Using the Channel Tool
The channel tool is used to identify channels. Channels are formed when a trend line drawn across price highs is exactly parallel with a trend line drawn across the price lows. In order to plot the channel tool on the charts, all the trader needs to do is to drag the tool from the dashboard of the platform on to the candlesticks on the chart. The trader can then drag on any of the trend lines to fit them to the corresponding highs or lows and see if they fit. The trader should not try to force the situation; if the lines do not fit the highs and lows, then a channel has not been formed and the lines should be discarded.
This is one tool that many traders simply have no idea how to use or how it works. In every market, prices do not just keep rising and falling. Traders will always take positions and offload positions to other traders. So there will be times when the currency pairs will experience uptrends and pullbacks, as well as times of downtrends and bounces. These pullbacks and bounces reflect periods of profit taking, or when majority of traders are taking a breather. These moves are known as retracements. Retracements are a normal part of every market. What the Fibonacci tool does is to try to predict possible areas at which retracements will cease and there will be renewed buying or selling interest in the asset. The Fibonacci retracement tool is best used on the daily charts, which is the chart that correctly mirrors the true trend so that traders are not caught up in all the market noise. The trader is expected to use other technical indicators to indicate at which of the five retracement levels the price action will continue in the direction of the trend post-retracement.
Pivot Point Calculators
These are not usually found on the trading platforms of most brokers, but are customized indicators that are can be attached to the charts as software add-ons.
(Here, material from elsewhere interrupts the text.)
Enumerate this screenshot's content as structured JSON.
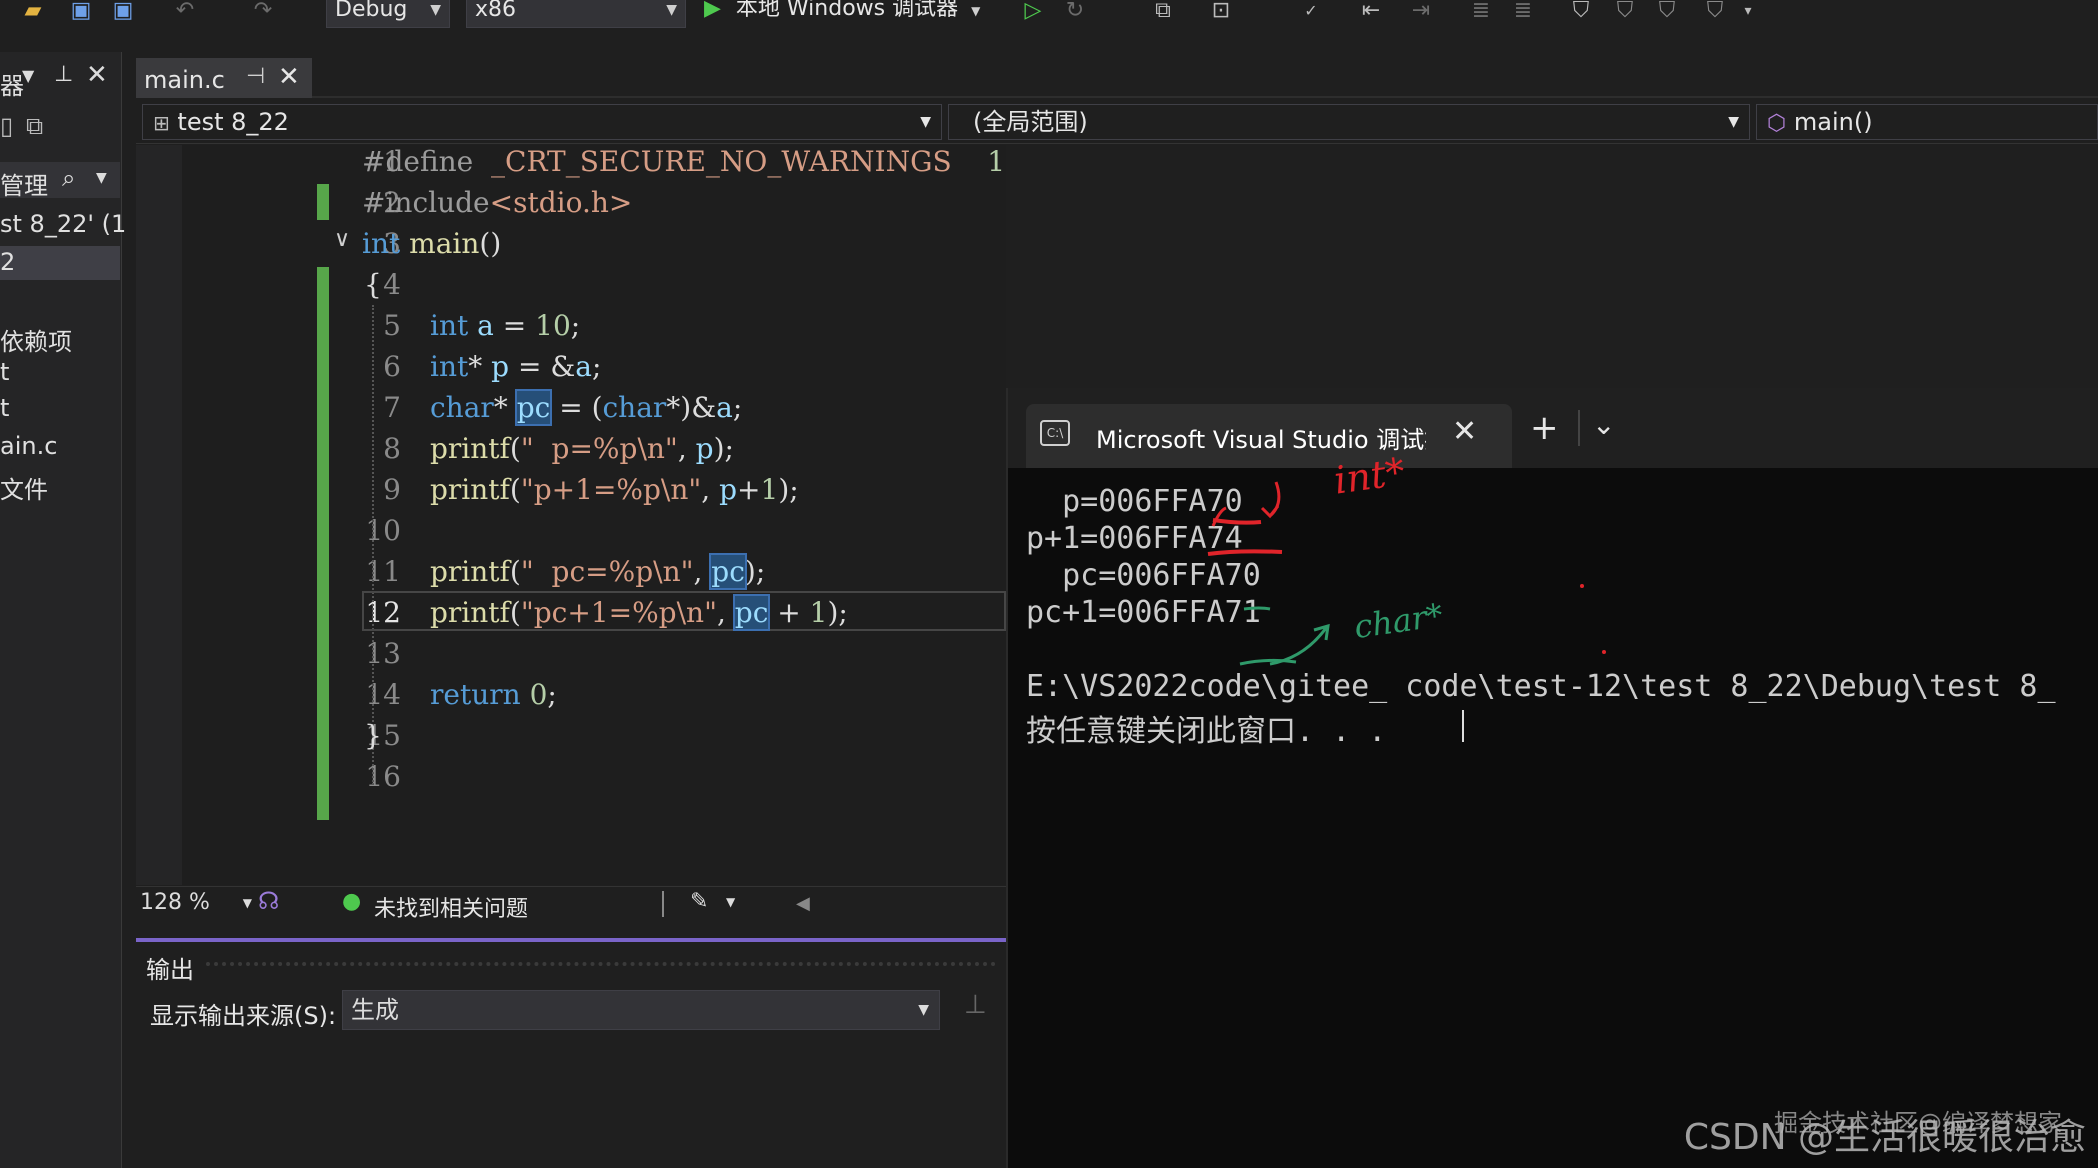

Pivot point calculators are able to take the previous day’s price data to automatically plot the pivot points on the charts. These points can now be used as reference points of support and resistance.
Putting it All Together
Now how can you conduct graphical analysis on a currency chart and come up with the perfect trade? Let us illustrate this with a currency chart of the EURUSD.
The trend is obviously a downtrend for the EURUSD.
Identifying the trend is important, because all trade decisions a trader should make should be in the direction of the trend. So what trade decisions could a trader have made using the principles of graphical analysis we discussed above? Here are two possible trade decisions.
- The trader could have used the trend line tool to spot a clear descending triangle pattern. Since this is a bearish pattern that is in tandem with the downtrend, this is a good trade possibility.
- The trader could have used the channel tool to identify a clear descending channel, which would have identified multiple entries and exit points while in a downtrend.
Since our main focus is on trades that stick to the trend, we could have used the blue circles as entry points for shorts and the white circles as exit points.
When a trader knows how to conduct graphical analysis, it will be easy for him to identify profitable trade opportunities.